斜鼻(鼻の曲がり)・鼻中隔湾曲症の治療|鼻中隔外鼻形成術を形成外科医が解説
斜鼻とは?
斜鼻(しゃび)とは、外見上、鼻が左右いずれかに曲がっている状態を指す医療用語です。原因としては、成長に伴い徐々に鼻が曲がってくる場合と、外傷によるものがあります。多くの場合、斜鼻は見た目の問題だけでなく、鼻中隔湾曲症を併存していることが多く、外見の曲がりと機能的な鼻閉が同時に存在します。成長過程において鼻中隔湾曲症が先行し、その影響で外鼻の変形(斜鼻)が生じることもあれば、外鼻の外傷によって鼻中隔の骨折が起こり、その結果として二次的に湾曲が生じる場合もあります。
治療について
治療では、
- 斜鼻(外見の問題)
- 鼻中隔湾曲症(機能の問題)
この二つの要素を同時に評価し、適切に治療する必要があります。
さらに斜鼻は、
- 鼻骨の曲がりが主体なのか
- 鼻軟骨の曲がりが主体なのか
- あるいは両者が関与しているのか
によって治療方針が異なります。
そのため、骨・軟骨・鼻中隔を含めた三次元的な構造評価が重要となります。
【症例】

上段:術前 下段:術後6ヶ月

上段:術前 下段:術後6ヶ月
概要
この方は幼少期に明らかな外傷のエピソードはありませんでしたが、成長とともに徐々に鼻の曲がりが目立つようになりました。見た目の曲がりに加え、鼻づまりも自覚され耳鼻科を受診されました。鼻の形と通気の両方を同時に改善できることを知り、手術治療を希望され、当院を紹介受診されました。
術前診察および分析
幼少期に明らかな外傷がなくても、成長に伴い斜鼻や中隔湾曲症が顕著になることがあります。思春期には鼻中隔軟骨や周囲の骨の成長が加速することが知られていますが、その成長速度の不一致が斜鼻・中隔湾曲症の発症機序の一つと考えられています。鼻中隔軟骨が骨性フレームを超えるように過成長した場合、行き場を失った軟骨が湾曲します。その結果、湾曲した鼻中隔に引きずられる形で外鼻の成長にも歪みが生じ、外見上の斜鼻として現れることがあります。

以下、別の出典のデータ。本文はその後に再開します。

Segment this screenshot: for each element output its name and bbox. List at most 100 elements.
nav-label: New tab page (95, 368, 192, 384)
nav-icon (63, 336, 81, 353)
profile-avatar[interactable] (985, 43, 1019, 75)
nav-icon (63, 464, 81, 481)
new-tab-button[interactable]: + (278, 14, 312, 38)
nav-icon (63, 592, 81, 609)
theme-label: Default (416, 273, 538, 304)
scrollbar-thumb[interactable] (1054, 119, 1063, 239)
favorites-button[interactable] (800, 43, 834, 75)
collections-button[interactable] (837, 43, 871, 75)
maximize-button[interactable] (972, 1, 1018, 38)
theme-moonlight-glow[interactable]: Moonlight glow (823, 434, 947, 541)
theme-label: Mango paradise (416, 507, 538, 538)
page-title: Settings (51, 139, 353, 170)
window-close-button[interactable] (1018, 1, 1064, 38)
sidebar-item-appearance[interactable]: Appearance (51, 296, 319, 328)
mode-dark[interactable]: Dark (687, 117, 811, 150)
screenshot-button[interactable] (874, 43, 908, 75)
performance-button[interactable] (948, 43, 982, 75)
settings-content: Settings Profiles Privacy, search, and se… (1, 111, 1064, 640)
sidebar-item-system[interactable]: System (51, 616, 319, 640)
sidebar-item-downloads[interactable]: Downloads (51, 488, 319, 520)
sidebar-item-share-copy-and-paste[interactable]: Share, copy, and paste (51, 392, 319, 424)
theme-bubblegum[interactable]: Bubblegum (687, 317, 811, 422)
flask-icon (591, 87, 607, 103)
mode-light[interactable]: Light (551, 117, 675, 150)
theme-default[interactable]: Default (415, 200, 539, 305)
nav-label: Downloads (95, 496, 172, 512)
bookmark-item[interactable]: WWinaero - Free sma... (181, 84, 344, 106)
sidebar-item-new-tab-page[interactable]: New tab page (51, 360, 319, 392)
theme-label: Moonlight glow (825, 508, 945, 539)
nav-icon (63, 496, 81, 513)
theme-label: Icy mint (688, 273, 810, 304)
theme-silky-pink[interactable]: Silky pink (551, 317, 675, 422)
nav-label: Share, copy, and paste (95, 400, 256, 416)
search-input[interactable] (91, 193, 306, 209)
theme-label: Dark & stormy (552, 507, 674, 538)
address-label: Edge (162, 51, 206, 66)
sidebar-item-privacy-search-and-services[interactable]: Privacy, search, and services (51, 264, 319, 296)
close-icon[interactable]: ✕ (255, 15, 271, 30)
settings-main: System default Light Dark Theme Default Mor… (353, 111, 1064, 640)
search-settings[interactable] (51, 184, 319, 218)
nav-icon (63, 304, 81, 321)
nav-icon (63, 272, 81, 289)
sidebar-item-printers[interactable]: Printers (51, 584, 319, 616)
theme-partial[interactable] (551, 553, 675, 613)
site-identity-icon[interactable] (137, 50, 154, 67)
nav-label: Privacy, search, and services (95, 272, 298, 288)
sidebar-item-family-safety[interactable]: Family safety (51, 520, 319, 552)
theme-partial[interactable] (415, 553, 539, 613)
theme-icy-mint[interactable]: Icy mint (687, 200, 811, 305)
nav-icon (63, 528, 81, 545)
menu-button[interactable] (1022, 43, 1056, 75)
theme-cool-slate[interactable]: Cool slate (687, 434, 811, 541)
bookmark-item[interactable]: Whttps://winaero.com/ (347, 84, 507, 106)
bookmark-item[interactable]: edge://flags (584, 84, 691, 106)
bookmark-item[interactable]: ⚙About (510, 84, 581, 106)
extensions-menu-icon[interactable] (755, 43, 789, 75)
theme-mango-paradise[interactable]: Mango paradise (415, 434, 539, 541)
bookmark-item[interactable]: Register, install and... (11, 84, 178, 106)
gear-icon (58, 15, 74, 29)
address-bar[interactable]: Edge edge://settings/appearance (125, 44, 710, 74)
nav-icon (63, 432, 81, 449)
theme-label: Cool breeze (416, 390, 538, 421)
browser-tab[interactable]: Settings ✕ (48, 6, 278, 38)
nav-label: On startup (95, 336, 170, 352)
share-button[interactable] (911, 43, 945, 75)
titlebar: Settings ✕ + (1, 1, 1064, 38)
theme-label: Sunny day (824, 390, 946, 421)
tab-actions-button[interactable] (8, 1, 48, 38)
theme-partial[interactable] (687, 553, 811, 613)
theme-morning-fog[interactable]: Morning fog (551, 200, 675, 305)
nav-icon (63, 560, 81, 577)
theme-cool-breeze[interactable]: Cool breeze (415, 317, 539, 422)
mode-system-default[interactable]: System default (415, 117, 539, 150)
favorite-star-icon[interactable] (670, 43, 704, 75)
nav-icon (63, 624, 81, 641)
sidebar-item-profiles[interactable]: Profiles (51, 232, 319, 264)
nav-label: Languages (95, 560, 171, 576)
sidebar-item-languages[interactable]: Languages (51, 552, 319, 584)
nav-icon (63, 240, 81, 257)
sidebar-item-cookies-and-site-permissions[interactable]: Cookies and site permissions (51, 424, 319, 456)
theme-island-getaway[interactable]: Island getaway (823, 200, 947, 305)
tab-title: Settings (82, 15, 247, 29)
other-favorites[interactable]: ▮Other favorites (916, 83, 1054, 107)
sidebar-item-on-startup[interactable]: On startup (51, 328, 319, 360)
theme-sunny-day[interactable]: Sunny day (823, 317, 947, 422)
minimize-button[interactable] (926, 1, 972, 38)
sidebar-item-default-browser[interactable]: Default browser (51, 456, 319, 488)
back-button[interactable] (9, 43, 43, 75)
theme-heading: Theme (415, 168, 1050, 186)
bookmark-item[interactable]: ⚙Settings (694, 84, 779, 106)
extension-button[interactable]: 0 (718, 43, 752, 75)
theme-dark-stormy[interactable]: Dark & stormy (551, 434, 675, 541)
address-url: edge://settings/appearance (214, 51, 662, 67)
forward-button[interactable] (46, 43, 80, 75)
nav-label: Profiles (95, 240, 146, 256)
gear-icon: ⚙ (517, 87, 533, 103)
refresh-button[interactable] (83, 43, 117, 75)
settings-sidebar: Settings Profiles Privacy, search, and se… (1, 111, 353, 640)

本症例では顔面非対称を認めるものの、それ以上に斜鼻が顕著でした。過成長した中隔軟骨は右鼻腔内へ凸の湾曲を呈し、鼻閉の原因にもなっていました。手術では、過成長した中隔のサイズを適切に調整することで、内在する歪みを解除する方針としました。
手術治療
オープンアプローチで手術を行いました。過成長した鼻中隔軟骨を減量し、骨性フレームに適合するサイズへ整えることで中隔の正中化が得られました。中隔の正中化に伴い、見た目の斜鼻も改善しました。本症例は軟骨性斜鼻が主体であったため骨切りは行わず、鼻軟骨の微調整を追加して手術を終了しました。術後1週間で抜糸を行いました。術後1か月時点では腫脹が残存していましたが、術後3か月頃より形態は安定してきました。
補足説明
鼻中隔外鼻形成術における肋軟骨の使用について
斜鼻・中隔湾曲症の治療において、湾曲した中隔軟骨の矯正は通気改善のみならず、見た目の改善にも極めて重要です。中隔軟骨の過成長が原因の場合は、サイズ調整のみで中隔が自然に正中化することがあります。一方、外傷が原因の場合は軟骨の単なる“たわみ”ではなく、軟骨自体の変形が生じていることが多く、単純なサイズ調整では矯正が不十分となります。その場合は、軟骨による補強が必要になります。補強材料としては、鼻中隔軟骨が十分に確保できる場合はそれを使用し、不足する場合には肋軟骨を使用します。肋軟骨は左右それぞれ12本存在し、鼻形成術では主に第6、7肋軟骨を使用することが多いです。肋軟骨は加齢とともに石灰化(骨化)を起こすことが知られていますが、若年者でも石灰化を認める場合があります。そのため、肋軟骨使用が想定される症例では術前CT検査を行い、石灰化の有無を確認しています。